I exhale noisily. “Did you leave anything else that you want?”
“Sammie, please, I’m having a rough time finding a new place.”
“Check the classifieds,” I say curtly. “Plus, you told me you got a new apartment.”
Preston tentatively puts his hand on my arm, and I can’t look at him anymore. I can’t. I’m going to break down, give in, do anything to banish this doleful air surrounding him. He’s like a sad pound puppy that I can’t take home. “I don’t want to find another apartment, Samuel,” he confesses. “I want to move back in with you. You have to admit, we make a great team.”
We would have, but now I don’t think I could handle having another of his boyfriends around. Ever. “Move on, Preston. I will. This won’t work.”
“Hey,” he admonishes, and I hear him stepping close to me, then he wraps his arms around my stomach and pulls me against him. His voice is low and smooth. “What would it take for me to convince you otherwise?”
My first urge is to melt into him, to turn around and kiss him like I’ve wanted to for years, then just see what lovely things could happen next. He smells good, like a little aftershave and musk. His chest is firm, his arms are strong, and his—What the fuck? Does Preston really think I’m that desperate, that rowdy sex on the kitchen floor is going to solve this whole problem? Is this how he ends arguments with all his other boyfriends? I don’t want his leftovers.
My knuckles sting before I realize I’ve swung, and I shake my hand and hiss through my teeth. Preston is staring at me, blood welling in the split in his lower lip, his eyes full of hurt and astonishment.
“You fucking asshole,” Preston says almost wonderingly.
I say it aloud. “I don’t want your leftovers.”
“What the fuck are you talking about?” He rummages in the freezer for an ice cube and holds it to his lip. “My leftovers?”
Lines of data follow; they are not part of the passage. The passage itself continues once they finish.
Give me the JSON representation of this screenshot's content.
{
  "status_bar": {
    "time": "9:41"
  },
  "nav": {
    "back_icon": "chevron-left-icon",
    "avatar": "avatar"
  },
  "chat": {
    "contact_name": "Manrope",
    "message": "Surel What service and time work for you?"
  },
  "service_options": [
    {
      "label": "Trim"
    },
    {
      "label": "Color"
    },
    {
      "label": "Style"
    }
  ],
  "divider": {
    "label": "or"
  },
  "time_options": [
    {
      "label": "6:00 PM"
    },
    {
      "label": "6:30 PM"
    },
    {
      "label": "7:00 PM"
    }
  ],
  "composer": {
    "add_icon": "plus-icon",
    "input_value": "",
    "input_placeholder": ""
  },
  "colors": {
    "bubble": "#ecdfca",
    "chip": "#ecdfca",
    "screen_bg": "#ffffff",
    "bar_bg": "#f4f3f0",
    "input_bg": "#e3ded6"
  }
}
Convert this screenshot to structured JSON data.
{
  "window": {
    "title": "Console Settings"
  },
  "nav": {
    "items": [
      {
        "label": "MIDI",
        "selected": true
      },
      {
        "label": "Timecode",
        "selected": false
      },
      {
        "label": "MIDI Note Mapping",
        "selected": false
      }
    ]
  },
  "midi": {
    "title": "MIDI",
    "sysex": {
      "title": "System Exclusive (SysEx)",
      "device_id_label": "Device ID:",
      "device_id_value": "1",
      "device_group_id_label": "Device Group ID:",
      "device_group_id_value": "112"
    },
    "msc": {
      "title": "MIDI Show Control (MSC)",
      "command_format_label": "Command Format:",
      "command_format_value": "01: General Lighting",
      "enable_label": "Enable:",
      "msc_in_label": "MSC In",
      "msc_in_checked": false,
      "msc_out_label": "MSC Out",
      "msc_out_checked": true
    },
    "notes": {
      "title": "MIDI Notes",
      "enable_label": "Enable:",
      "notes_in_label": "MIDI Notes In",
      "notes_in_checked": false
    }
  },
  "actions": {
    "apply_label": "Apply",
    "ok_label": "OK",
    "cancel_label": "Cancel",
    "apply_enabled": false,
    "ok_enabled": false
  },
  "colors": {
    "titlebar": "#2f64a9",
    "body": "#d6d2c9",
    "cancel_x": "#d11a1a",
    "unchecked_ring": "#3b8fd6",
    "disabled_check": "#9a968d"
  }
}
I fold my arms so that he can’t see my hands are shaking. I can’t believe I hit him. “What are you expecting, Preston? That I’ll be so grateful you’ve finally decided to pay attention to me that I’ll, I’ll—“ I couldn’t think of what I wanted to say, I was so disconcerted, and frustrated, and so tempted to take it all back and kiss him. “Just tell me what you want, so that I know with what I’m disagreeing.”
“I want to move back in.”
“Because someone has to take care of you!” Preston says angrily, throwing the ice cube so hard it bounces out of the sink.
I nod. “Ah, right. I can’t take care of myself. Unsuspecting victim to gay lechers and all that.”
“Not completely!” He begins pacing in front of the refrigerator. “You never cook, and you’re nutrition would go to shit if I left—“
“That’s not true,” I interrupt. “I know what’s good for me.”
Preston gives me a stony look. “But you’ve been eating Chinese takeout and pizza the whole week, haven’t you.”
Dammit, I knew I should have taken out the trash before he got here.
“Plus,” he continues, “you’re absentminded, and would never remember your appointments if I didn’t remind you, and you constantly sell yourself short; for some reason you never go for what you deserve without someone telling you to.”
Because he’s telling the truth, I become defensive. “So that’s why I should let you move in again, because you think that I finally deserve you? Because you just like feeling needed?”
“No,” Preston says sadly, looking at his toes again, “I’ve always thought you deserved much better, and I was afraid of being hurt.”